UTAH STATE PRISON — A man sentenced to prison nearly 25 years ago for killing his former girlfriend and wounding another man apparently doesn't want to talk about his crime anymore.
"I really don't have anything to say," Clifford Crawford told Utah Board of Pardons and Parole member Denise Porter in a recording of the Dec. 4 hearing.
"You don't want to have a conversation?" Porter asked.
"No. Not really. Do what you're going to do," Crawford replied. "I've got nothing to say."
Talking about the crime that got an inmate sentenced to prison is routine for any parole hearing. When Porter asked Crawford why he didn't want to talk about the day he shot and killed Sherry Preator, 31, and wounded Jesse Espinoza, 28, he simply said it wouldn't change the board's decision.
"I don't feel it will accomplish anything. What I did, I did. And I deserve whatever punishment they decide to give me. If I have to spend the rest of my life, so be it. I ain't asking for any forgiveness or anything. What I did was really wrong and I have to live with that," he said.
Crawford lived with Preator for five years. But Preator's three children, who are now adults, said he had a violent temper during that time and abused their mother and all of their siblings. He moved out when Preator and Crawford separated, but only to a house nearby. He continued to have contact with Preator and on Sept. 23, 1993, when he found Espinoza in the house with Preator, he shot both of them.
Crawford, now 69, was sentenced to eight years to life in prison. On Dec. 4, he went before the parole board seeking another chance of being released.
Two of Preator's children and Espinoza attended the hearing to encourage the board to keep Crawford in prison for the rest of his life.
"Twenty-five years is just not enough for the damage he's done," Espinoza said.
Espinoza had never met Crawford prior to being shot by him, and had only recently met Preator. But from what he learned after talking to family members, he said Crawford is a "very, very mean person, very evil."
Preator's two daughters are still scared of Crawford, to the point that they requested he not be in the room when they addressed the parole board.
"Having our mom taken from us damaged our lives beyond repair," said Preator's daughter, Jill.
She referred to Crawford as a "monster" and "that evil thing" when speaking to the board.
"We lived in fear all the time," she said.
Today, Preator has 10 grandchildren that she never met. Her children told the board that after their mother's death, they were "shuffled around" between foster homes and different relatives. Their mother, Jill said, was their stability. Since her death, she said they have struggled.

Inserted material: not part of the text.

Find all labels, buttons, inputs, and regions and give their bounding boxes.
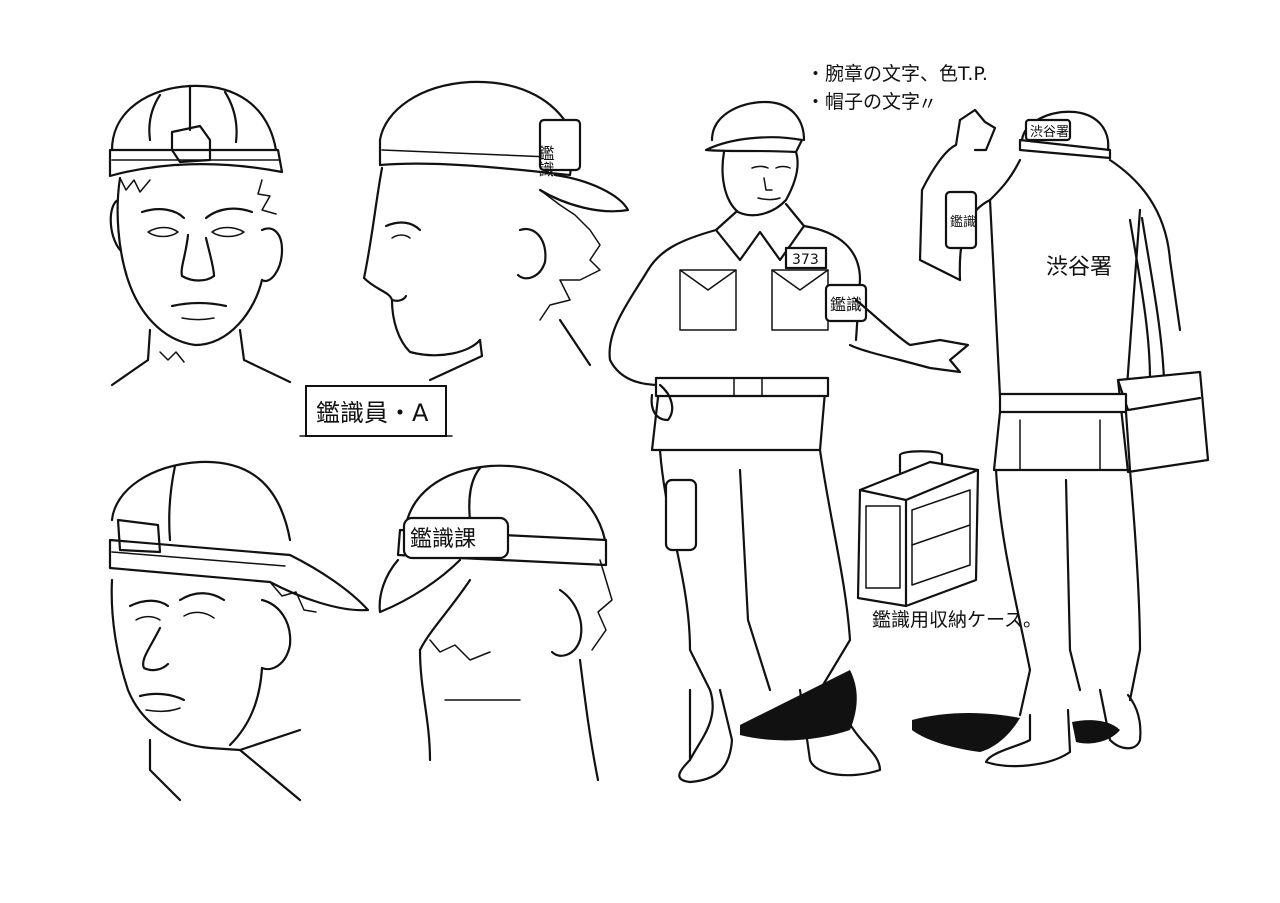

"I wake up with nightmares of him coming after me and hurting me or my family," she said. "We feel numb due to the selfish act of that monster."
Trinity Barbarino, who became pregnant at 15 after her mother was killed, told Porter "our childhood was ruined" because of Crawford.
"He ruined our lives and there's nothing that can replace it. We miss her every day like it was the first day. It doesn't go away. It stays there. We have suffered so much. … He is not a good person for society. I just beg you please don't let him free. We're scared for our safety and our children as well," she said.
After listening to audio of the testimony, Crawford said in response, "I'm sorry for everything that happened. Nothing I can do about the past. I was wrong. Whatever. I'm sorry."
Crawford has had significant health problems in recent years, including quadruple bypass surgery last year, he said at the hearing. He has not been a discipline problem while in prison, Porter noted. Crawford said he keeps to himself and spends most of his time reading and watching TV.
The full five-member board will make its decision in about three weeks.